Angelina Jolie – she is so elegant. And, of course, the two Kates – my inspirations.
Do you have customers from Africa?
We do have some, but we would like to have a stronger presence in Africa. Because our customers come from different nationalities, we make sure we have a wide range of sizes available – from 35 to 42 (European sizing).
What’s your plan for the next 5 years?
To open more stores overseas. I am currently focusing on Asia where there is a big demand for my brand and people get my vision and understand my ethos.
What advice would you give to a 20-year old self?
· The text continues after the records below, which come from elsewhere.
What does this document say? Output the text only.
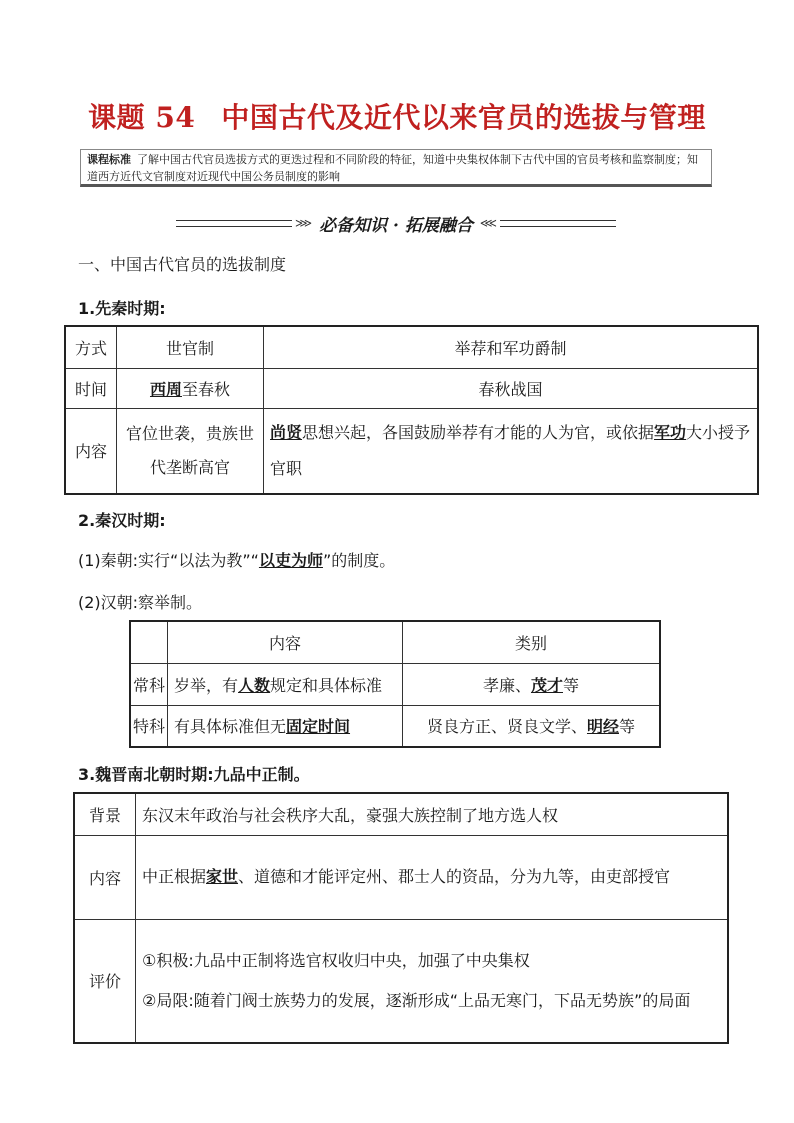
课题 54 中国古代及近代以来官员的选拔与管理
课程标准 了解中国古代官员选拔方式的更迭过程和不同阶段的特征，知道中央集权体制下古代中国的官员考核和监察制度；知道西方近代文官制度对近现代中国公务员制度的影响
⋙ 必备知识 · 拓展融合 ⋘
一、中国古代官员的选拔制度
1.先秦时期:
方式	世官制	举荐和军功爵制
时间	西周至春秋	春秋战国
内容	官位世袭，贵族世代垄断高官	尚贤思想兴起，各国鼓励举荐有才能的人为官，或依据军功大小授予官职
2.秦汉时期:
(1)秦朝:实行“以法为教”“以吏为师”的制度。
(2)汉朝:察举制。
	内容	类别
常科	岁举，有人数规定和具体标准	孝廉、茂才等
特科	有具体标准但无固定时间	贤良方正、贤良文学、明经等
3.魏晋南北朝时期:九品中正制。
背景	东汉末年政治与社会秩序大乱，豪强大族控制了地方选人权
内容	中正根据家世、道德和才能评定州、郡士人的资品，分为九等，由吏部授官
评价	①积极:九品中正制将选官权收归中央，加强了中央集权
②局限:随着门阀士族势力的发展，逐渐形成“上品无寒门，下品无势族”的局面
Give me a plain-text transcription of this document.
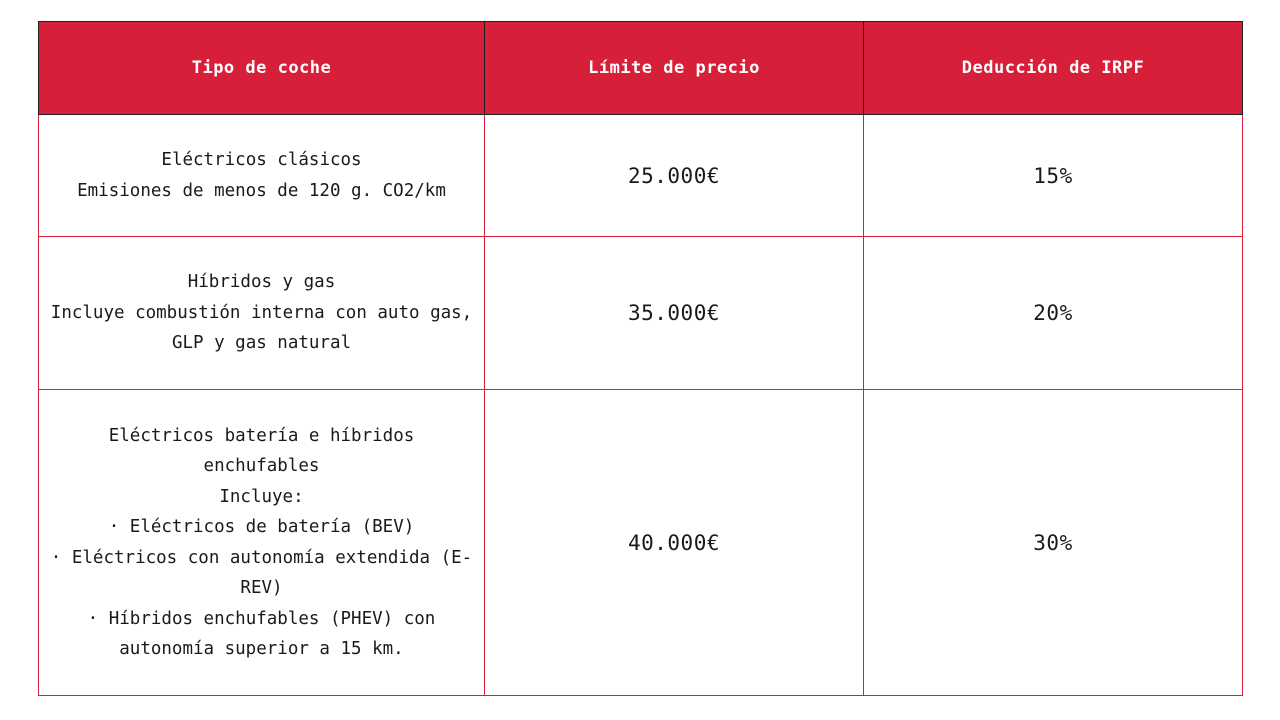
Tipo de coche	Límite de precio	Deducción de IRPF

Eléctricos clásicos
Emisiones de menos de 120 g. CO2/km	25.000€	15%

Híbridos y gas
Incluye combustión interna con auto gas, GLP y gas natural	35.000€	20%

Eléctricos batería e híbridos enchufables
Incluye:
· Eléctricos de batería (BEV)
· Eléctricos con autonomía extendida (E-REV)
· Híbridos enchufables (PHEV) con autonomía superior a 15 km.	40.000€	30%
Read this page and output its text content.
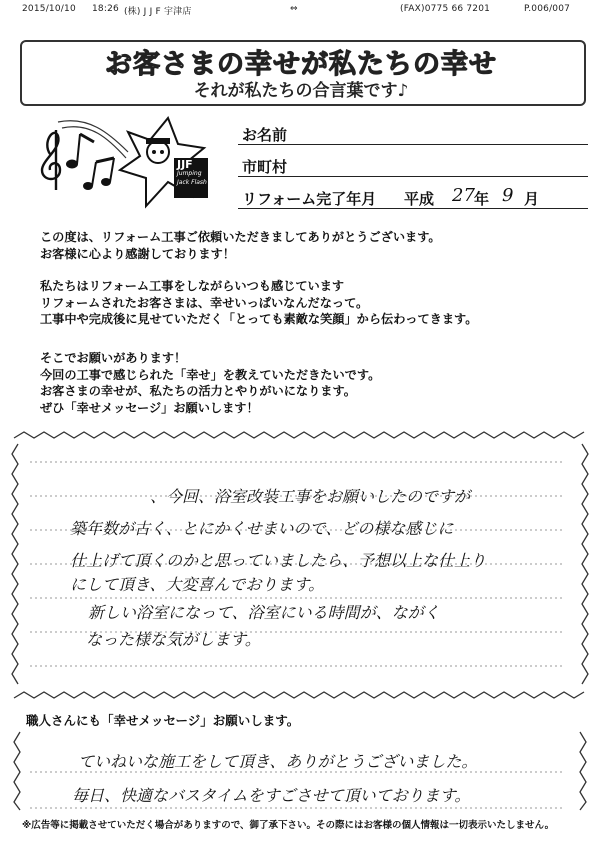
2015/10/10 18:26 (株) J J F 宇津店	⇔	(FAX)0775 66 7201	P.006/007
お客さまの幸せが私たちの幸せ
それが私たちの合言葉です♪
JJF
Jumping Jack Flash
お名前
市町村
リフォーム完了年月 平成 27 年 9 月
この度は、リフォーム工事ご依頼いただきましてありがとうございます。
お客様に心より感謝しております！
私たちはリフォーム工事をしながらいつも感じています
リフォームされたお客さまは、幸せいっぱいなんだなって。
工事中や完成後に見せていただく「とっても素敵な笑顔」から伝わってきます。
そこでお願いがあります！
今回の工事で感じられた「幸せ」を教えていただきたいです。
お客さまの幸せが、私たちの活力とやりがいになります。
ぜひ「幸せメッセージ」お願いします！
、今回、浴室改装工事をお願いしたのですが
築年数が古く、とにかくせまいので、どの様な感じに
仕上げて頂くのかと思っていましたら、予想以上な仕上り
にして頂き、大変喜んでおります。
新しい浴室になって、浴室にいる時間が、ながく
なった様な気がします。
職人さんにも「幸せメッセージ」お願いします。
ていねいな施工をして頂き、ありがとうございました。
毎日、快適なバスタイムをすごさせて頂いております。
※広告等に掲載させていただく場合がありますので、御了承下さい。その際にはお客様の個人情報は一切表示いたしません。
Definitely work hard. I could not have got to where I am now without working hard and putting 110% into what I do and everything I believe in and is passionate about. If you feel you are passionate about something, you need to follow through and follow your heart. I was in the City working for an IT company and could have continued doing that job and moaning about it, but I decided to go for a career change to do something I was passionate about. I took that risk, sold my flat and used all my money to invest in opening my own Lucy Choi brand. My advice – take the risk, don’t be scared! But build a good experience first. I worked for French Sole (a British shoe brand) for 10 years where I learnt everything about the shoe business, so then I could apply all that knowledge to my own business.
What 3 tips would you give to an aspiring fashion entrepreneur?
Believe in your passion and be savvy. Develop a commercial mind, but stay creative too – you have to have those two mindsets and that’s where experience comes in.
Lucy, a true Londoner, has also shared her favourite places with us in terms of food and stay.
Favourite hotel in London
My favourite has to be St James Hotel. It is so cosy, boutique and personal. Plus, I love their food and their cocktail bar has great cocktails. It’s very Lux.
Favourite restaurant in London
Kai in Mayfair (Chinese restaurant with one Michelin star). I love the service, quality of food and design of food as well. I am such a foodie! I also like La Petite Maison in Mayfair and Uli in Notting Hill, where my husband and I go for our Friday date night.
Favourite building in London
Westminster Abbey and Big Ben are both so powerful and historic.